WASHINGTON, D.C. — Emerging from a tense, hours-long meeting with congressional leaders over a looming government shutdown, former President Donald Trump declared that the entire discussion “was a total waste of time and absolutely could’ve been an email.”
“It was a bad meeting. Very boring. Nobody had snacks, nobody had Diet Coke, and all they did was talk about numbers, numbers, numbers,” Trump said, waving his hands as if shooing away a flock of pigeons. “I’ve seen longer lines at McDonald’s that accomplished more.”
According to aides, Trump became increasingly restless during the session, doodling “TRUMP TOWER: WHITE HOUSE EDITION” on a notepad and repeatedly asking if anyone had Wi-Fi so he could “live-Truth” the negotiations.
Sources report he suggested replacing the entire appropriations process with a group chat. “We’ll make the group chat tremendous, the best group chat. Everyone will be in it — except maybe Nancy Pelosi. She wouldn’t even get the notifications right,” Trump explained.
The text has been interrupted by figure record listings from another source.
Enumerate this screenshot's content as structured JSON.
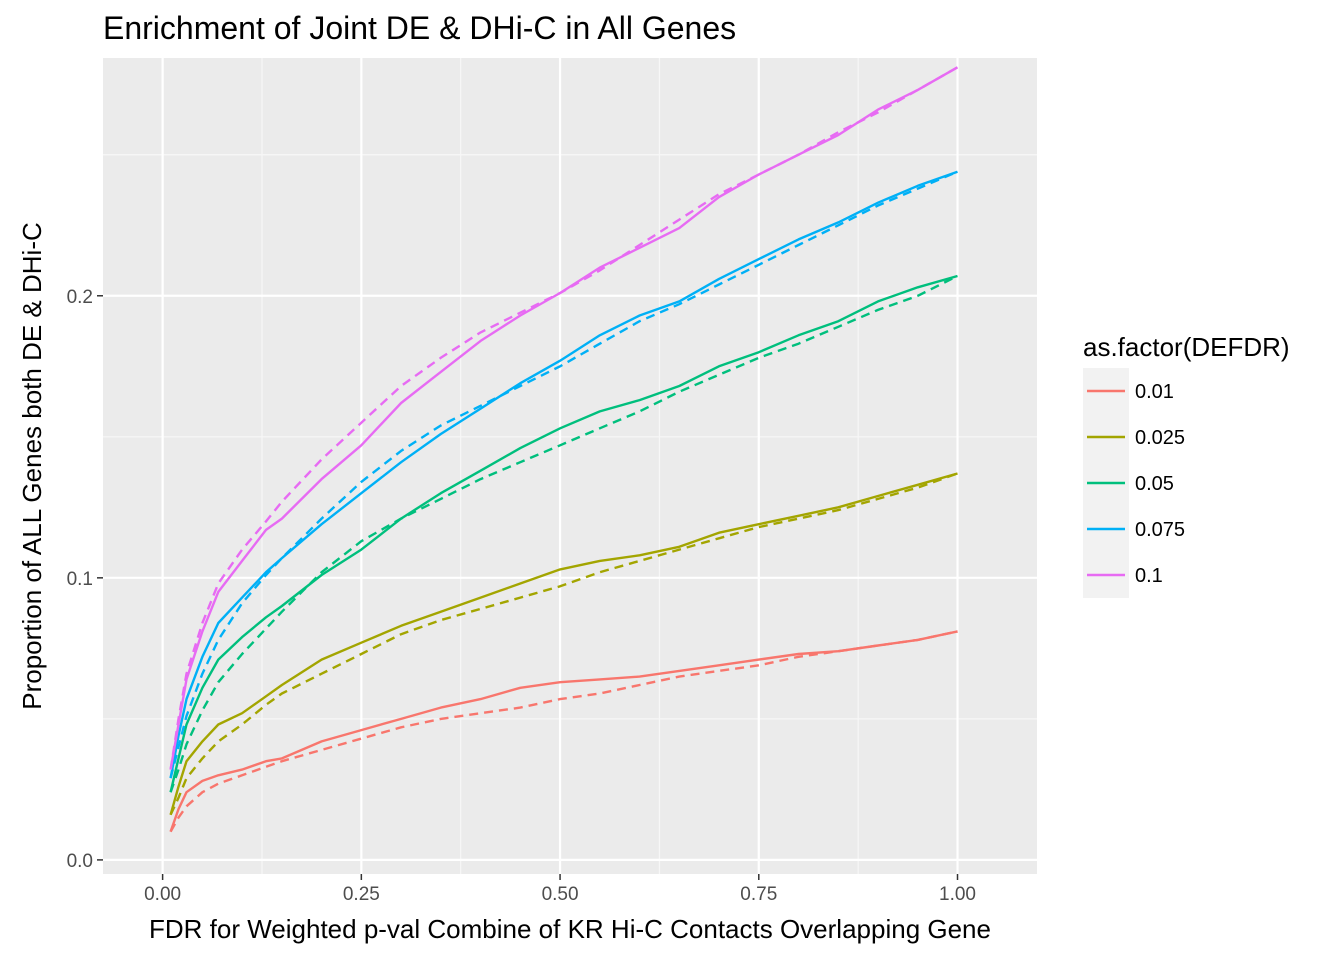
{
  "chart_data": {
    "type": "line",
    "title": "Enrichment of Joint DE & DHi-C in All Genes",
    "xlabel": "FDR for Weighted p-val Combine of KR Hi-C Contacts Overlapping Gene",
    "ylabel": "Proportion of ALL Genes both DE & DHi-C",
    "xlim": [
      -0.075,
      1.1
    ],
    "ylim": [
      -0.005,
      0.2843
    ],
    "x_ticks": [
      0.0,
      0.25,
      0.5,
      0.75,
      1.0
    ],
    "x_tick_labels": [
      "0.00",
      "0.25",
      "0.50",
      "0.75",
      "1.00"
    ],
    "y_ticks": [
      0.0,
      0.1,
      0.2
    ],
    "y_tick_labels": [
      "0.0",
      "0.1",
      "0.2"
    ],
    "grid": true,
    "legend": {
      "title": "as.factor(DEFDR)",
      "position": "right"
    },
    "line_styles": [
      "solid",
      "dashed"
    ],
    "series": [
      {
        "name": "0.01",
        "color": "#F8766D",
        "solid": [
          [
            0.01,
            0.01
          ],
          [
            0.02,
            0.018
          ],
          [
            0.03,
            0.024
          ],
          [
            0.05,
            0.028
          ],
          [
            0.07,
            0.03
          ],
          [
            0.1,
            0.032
          ],
          [
            0.13,
            0.035
          ],
          [
            0.15,
            0.036
          ],
          [
            0.2,
            0.042
          ],
          [
            0.25,
            0.046
          ],
          [
            0.3,
            0.05
          ],
          [
            0.35,
            0.054
          ],
          [
            0.4,
            0.057
          ],
          [
            0.45,
            0.061
          ],
          [
            0.5,
            0.063
          ],
          [
            0.55,
            0.064
          ],
          [
            0.6,
            0.065
          ],
          [
            0.65,
            0.067
          ],
          [
            0.7,
            0.069
          ],
          [
            0.75,
            0.071
          ],
          [
            0.8,
            0.073
          ],
          [
            0.85,
            0.074
          ],
          [
            0.9,
            0.076
          ],
          [
            0.95,
            0.078
          ],
          [
            1.0,
            0.081
          ]
        ],
        "dashed": [
          [
            0.01,
            0.01
          ],
          [
            0.02,
            0.015
          ],
          [
            0.03,
            0.019
          ],
          [
            0.05,
            0.024
          ],
          [
            0.07,
            0.027
          ],
          [
            0.1,
            0.03
          ],
          [
            0.13,
            0.033
          ],
          [
            0.15,
            0.035
          ],
          [
            0.2,
            0.039
          ],
          [
            0.25,
            0.043
          ],
          [
            0.3,
            0.047
          ],
          [
            0.35,
            0.05
          ],
          [
            0.4,
            0.052
          ],
          [
            0.45,
            0.054
          ],
          [
            0.5,
            0.057
          ],
          [
            0.55,
            0.059
          ],
          [
            0.6,
            0.062
          ],
          [
            0.65,
            0.065
          ],
          [
            0.7,
            0.067
          ],
          [
            0.75,
            0.069
          ],
          [
            0.8,
            0.072
          ],
          [
            0.85,
            0.074
          ],
          [
            0.9,
            0.076
          ],
          [
            0.95,
            0.078
          ],
          [
            1.0,
            0.081
          ]
        ]
      },
      {
        "name": "0.025",
        "color": "#A3A500",
        "solid": [
          [
            0.01,
            0.016
          ],
          [
            0.02,
            0.026
          ],
          [
            0.03,
            0.035
          ],
          [
            0.05,
            0.042
          ],
          [
            0.07,
            0.048
          ],
          [
            0.1,
            0.052
          ],
          [
            0.13,
            0.058
          ],
          [
            0.15,
            0.062
          ],
          [
            0.2,
            0.071
          ],
          [
            0.25,
            0.077
          ],
          [
            0.3,
            0.083
          ],
          [
            0.35,
            0.088
          ],
          [
            0.4,
            0.093
          ],
          [
            0.45,
            0.098
          ],
          [
            0.5,
            0.103
          ],
          [
            0.55,
            0.106
          ],
          [
            0.6,
            0.108
          ],
          [
            0.65,
            0.111
          ],
          [
            0.7,
            0.116
          ],
          [
            0.75,
            0.119
          ],
          [
            0.8,
            0.122
          ],
          [
            0.85,
            0.125
          ],
          [
            0.9,
            0.129
          ],
          [
            0.95,
            0.133
          ],
          [
            1.0,
            0.137
          ]
        ],
        "dashed": [
          [
            0.01,
            0.016
          ],
          [
            0.02,
            0.022
          ],
          [
            0.03,
            0.029
          ],
          [
            0.05,
            0.036
          ],
          [
            0.07,
            0.042
          ],
          [
            0.1,
            0.048
          ],
          [
            0.13,
            0.055
          ],
          [
            0.15,
            0.059
          ],
          [
            0.2,
            0.066
          ],
          [
            0.25,
            0.073
          ],
          [
            0.3,
            0.08
          ],
          [
            0.35,
            0.085
          ],
          [
            0.4,
            0.089
          ],
          [
            0.45,
            0.093
          ],
          [
            0.5,
            0.097
          ],
          [
            0.55,
            0.102
          ],
          [
            0.6,
            0.106
          ],
          [
            0.65,
            0.11
          ],
          [
            0.7,
            0.114
          ],
          [
            0.75,
            0.118
          ],
          [
            0.8,
            0.121
          ],
          [
            0.85,
            0.124
          ],
          [
            0.9,
            0.128
          ],
          [
            0.95,
            0.132
          ],
          [
            1.0,
            0.137
          ]
        ]
      },
      {
        "name": "0.05",
        "color": "#00BF7D",
        "solid": [
          [
            0.01,
            0.024
          ],
          [
            0.02,
            0.036
          ],
          [
            0.03,
            0.048
          ],
          [
            0.05,
            0.061
          ],
          [
            0.07,
            0.071
          ],
          [
            0.1,
            0.079
          ],
          [
            0.13,
            0.086
          ],
          [
            0.15,
            0.09
          ],
          [
            0.2,
            0.101
          ],
          [
            0.25,
            0.11
          ],
          [
            0.3,
            0.121
          ],
          [
            0.35,
            0.13
          ],
          [
            0.4,
            0.138
          ],
          [
            0.45,
            0.146
          ],
          [
            0.5,
            0.153
          ],
          [
            0.55,
            0.159
          ],
          [
            0.6,
            0.163
          ],
          [
            0.65,
            0.168
          ],
          [
            0.7,
            0.175
          ],
          [
            0.75,
            0.18
          ],
          [
            0.8,
            0.186
          ],
          [
            0.85,
            0.191
          ],
          [
            0.9,
            0.198
          ],
          [
            0.95,
            0.203
          ],
          [
            1.0,
            0.207
          ]
        ],
        "dashed": [
          [
            0.01,
            0.024
          ],
          [
            0.02,
            0.032
          ],
          [
            0.03,
            0.041
          ],
          [
            0.05,
            0.053
          ],
          [
            0.07,
            0.063
          ],
          [
            0.1,
            0.073
          ],
          [
            0.13,
            0.082
          ],
          [
            0.15,
            0.088
          ],
          [
            0.2,
            0.102
          ],
          [
            0.25,
            0.113
          ],
          [
            0.3,
            0.121
          ],
          [
            0.35,
            0.128
          ],
          [
            0.4,
            0.135
          ],
          [
            0.45,
            0.141
          ],
          [
            0.5,
            0.147
          ],
          [
            0.55,
            0.153
          ],
          [
            0.6,
            0.159
          ],
          [
            0.65,
            0.166
          ],
          [
            0.7,
            0.172
          ],
          [
            0.75,
            0.178
          ],
          [
            0.8,
            0.183
          ],
          [
            0.85,
            0.189
          ],
          [
            0.9,
            0.195
          ],
          [
            0.95,
            0.2
          ],
          [
            1.0,
            0.207
          ]
        ]
      },
      {
        "name": "0.075",
        "color": "#00B0F6",
        "solid": [
          [
            0.01,
            0.029
          ],
          [
            0.02,
            0.044
          ],
          [
            0.03,
            0.057
          ],
          [
            0.05,
            0.072
          ],
          [
            0.07,
            0.084
          ],
          [
            0.1,
            0.093
          ],
          [
            0.13,
            0.102
          ],
          [
            0.15,
            0.107
          ],
          [
            0.2,
            0.119
          ],
          [
            0.25,
            0.13
          ],
          [
            0.3,
            0.141
          ],
          [
            0.35,
            0.151
          ],
          [
            0.4,
            0.16
          ],
          [
            0.45,
            0.169
          ],
          [
            0.5,
            0.177
          ],
          [
            0.55,
            0.186
          ],
          [
            0.6,
            0.193
          ],
          [
            0.65,
            0.198
          ],
          [
            0.7,
            0.206
          ],
          [
            0.75,
            0.213
          ],
          [
            0.8,
            0.22
          ],
          [
            0.85,
            0.226
          ],
          [
            0.9,
            0.233
          ],
          [
            0.95,
            0.239
          ],
          [
            1.0,
            0.244
          ]
        ],
        "dashed": [
          [
            0.01,
            0.029
          ],
          [
            0.02,
            0.04
          ],
          [
            0.03,
            0.051
          ],
          [
            0.05,
            0.066
          ],
          [
            0.07,
            0.078
          ],
          [
            0.1,
            0.091
          ],
          [
            0.13,
            0.101
          ],
          [
            0.15,
            0.107
          ],
          [
            0.2,
            0.121
          ],
          [
            0.25,
            0.134
          ],
          [
            0.3,
            0.145
          ],
          [
            0.35,
            0.154
          ],
          [
            0.4,
            0.161
          ],
          [
            0.45,
            0.168
          ],
          [
            0.5,
            0.175
          ],
          [
            0.55,
            0.183
          ],
          [
            0.6,
            0.191
          ],
          [
            0.65,
            0.197
          ],
          [
            0.7,
            0.204
          ],
          [
            0.75,
            0.211
          ],
          [
            0.8,
            0.218
          ],
          [
            0.85,
            0.225
          ],
          [
            0.9,
            0.232
          ],
          [
            0.95,
            0.238
          ],
          [
            1.0,
            0.244
          ]
        ]
      },
      {
        "name": "0.1",
        "color": "#E76BF3",
        "solid": [
          [
            0.01,
            0.032
          ],
          [
            0.02,
            0.048
          ],
          [
            0.03,
            0.064
          ],
          [
            0.05,
            0.081
          ],
          [
            0.07,
            0.095
          ],
          [
            0.1,
            0.106
          ],
          [
            0.13,
            0.117
          ],
          [
            0.15,
            0.121
          ],
          [
            0.2,
            0.135
          ],
          [
            0.25,
            0.147
          ],
          [
            0.3,
            0.162
          ],
          [
            0.35,
            0.173
          ],
          [
            0.4,
            0.184
          ],
          [
            0.45,
            0.193
          ],
          [
            0.5,
            0.201
          ],
          [
            0.55,
            0.21
          ],
          [
            0.6,
            0.217
          ],
          [
            0.65,
            0.224
          ],
          [
            0.7,
            0.235
          ],
          [
            0.75,
            0.243
          ],
          [
            0.8,
            0.25
          ],
          [
            0.85,
            0.257
          ],
          [
            0.9,
            0.266
          ],
          [
            0.95,
            0.273
          ],
          [
            1.0,
            0.281
          ]
        ],
        "dashed": [
          [
            0.01,
            0.032
          ],
          [
            0.02,
            0.05
          ],
          [
            0.03,
            0.066
          ],
          [
            0.05,
            0.084
          ],
          [
            0.07,
            0.098
          ],
          [
            0.1,
            0.11
          ],
          [
            0.13,
            0.12
          ],
          [
            0.15,
            0.127
          ],
          [
            0.2,
            0.142
          ],
          [
            0.25,
            0.155
          ],
          [
            0.3,
            0.168
          ],
          [
            0.35,
            0.178
          ],
          [
            0.4,
            0.187
          ],
          [
            0.45,
            0.194
          ],
          [
            0.5,
            0.201
          ],
          [
            0.55,
            0.209
          ],
          [
            0.6,
            0.218
          ],
          [
            0.65,
            0.227
          ],
          [
            0.7,
            0.236
          ],
          [
            0.75,
            0.243
          ],
          [
            0.8,
            0.25
          ],
          [
            0.85,
            0.258
          ],
          [
            0.9,
            0.265
          ],
          [
            0.95,
            0.273
          ],
          [
            1.0,
            0.281
          ]
        ]
      }
    ]
  }
}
When pressed on the consequences of a shutdown, Trump shrugged. “Look, I ran the government like a business, and sometimes businesses close for renovations. Very normal. Very smart. We’ll shut it down, reopen it, and it’ll be like a grand re-opening — maybe with balloons.”
As staffers quietly packed up their papers, Trump left the building insisting he would only attend future meetings if they included “complimentary golf passes or at least a decent buffet.”